Ce volume réunit trois travaux complémentaires — entretien, témoignage et critique documentaire — concernant l'Institut Miles Christi, d'origine argentine et aujourd'hui supprimé par l'autorité pontificale. Il ne s'agit ni d'une chronique institutionnelle ni d'une œuvre apologétique, mais du début d'une esquisse. Sans prétention à l'exhaustivité, nous cherchons à éclairer ce qui a été délibérément maintenu dans l'ombre : la manière dont certaines expériences religieuses se replient sur elles-mêmes, se figent, et finissent par laisser derrière elles un sillage de dissimulation, de douleur et de simulacre spirituel.
Le premier entretien, avec un membre ayant demandé l'anonymat, est bouleversant par la crudité avec laquelle il évoque ce que l'oubli — parfois imposé — ensevelit. Le second, qui prolonge le premier, permet d'esquisser des aspects à peine suggérés : des personnalités déformées par un esprit de succès religieux devenu cruauté formelle ; des pratiques quotidiennes marquées par une esthétique rigoureuse et une discipline structurante qui anéantissait toute possibilité d'éducation authentique.
Les références à Roberto, figure dominante dans le schéma formatif de l'Institut, ravivent l'écho de Nietzsche lorsqu'il affirmait : « De tout ce qui s'écrit, seul m'intéresse ce qui est écrit avec du sang. » Et ici, il y a du sang, de l'abnégation, de la douleur — non seulement écrite, mais vécue. Bien que Roberto ait été sécularisé, des voix proches affirment qu'il célèbre encore la messe, ce qui remet en question les mécanismes de contrôle et les silences opérants dans certaines structures ecclésiales.
Ce volume intègre également une sélection de documents internes fournis par d'anciens membres : répertoires, normes, schémas de formation spirituelle. De tout le corpus reçu, nous avons retenu ce qui permet de reconstruire, même partiellement, le modus operandi et le modus vivendi de l'Institut avant sa suppression par le défunt pape François.
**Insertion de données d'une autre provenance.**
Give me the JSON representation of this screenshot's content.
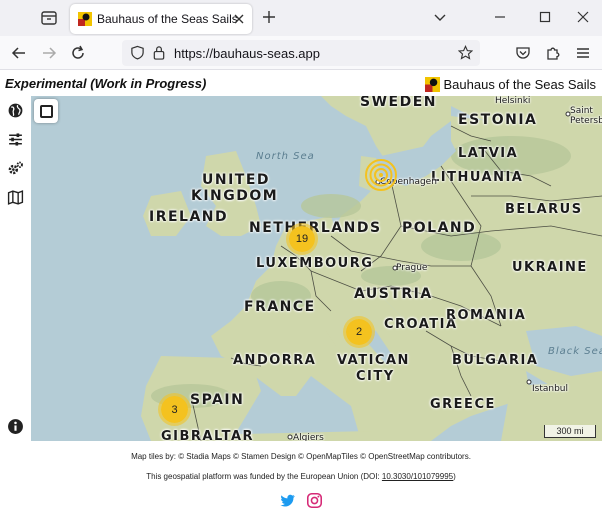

Cette compilation ne vise ni la démolition ni le révisionnisme idéologique, mais l'établissement d'une mémoire critique de ce qui a été vécu. Face au spectacle des réformes ayant suivi le Concile Vatican II — où le bloc progressiste s'est déchaîné pour céder la place à des réactions tout aussi désordonnées — Miles Christi apparaît comme un cas emblématique du dommage causé par des structures qui ne relèvent pas explicitement du courant moderniste, mais en reproduisent les déformations sous d'autres atours.
Après examen des témoignages et documents ici présentés, il ne reste qu'à reconnaître ce qui fut exprimé à plusieurs reprises par ceux qui ont vécu au sein de l'Institut : une spiritualité labyrinthique née d'un jésuitisme exacerbé, une discipline extérieure étouffant les énergies de l'âme, et un style formateur hostile à toute étude intellectuelle des sources, où l'érudition était mal vue au nom du slogan « religieux étudiant, religieux d'abord » — étrange dans un institut s'adressant à des universitaires.
À tout cela, il faut ajouter les déséquilibres du fondateur et ses désordres moraux qui, en quelque sorte, constituent le fil conducteur d'une expérience qui — plus que formative — fut défigurante.
Ce volume n'a donc d'autre prétention que de fixer quelques traits. Mais à une époque où l'accélération numérique favorise l'oubli et l'amnésie institutionnelle, tout trait fixé — même préliminaire — vaut témoignage et vaut dénonciation.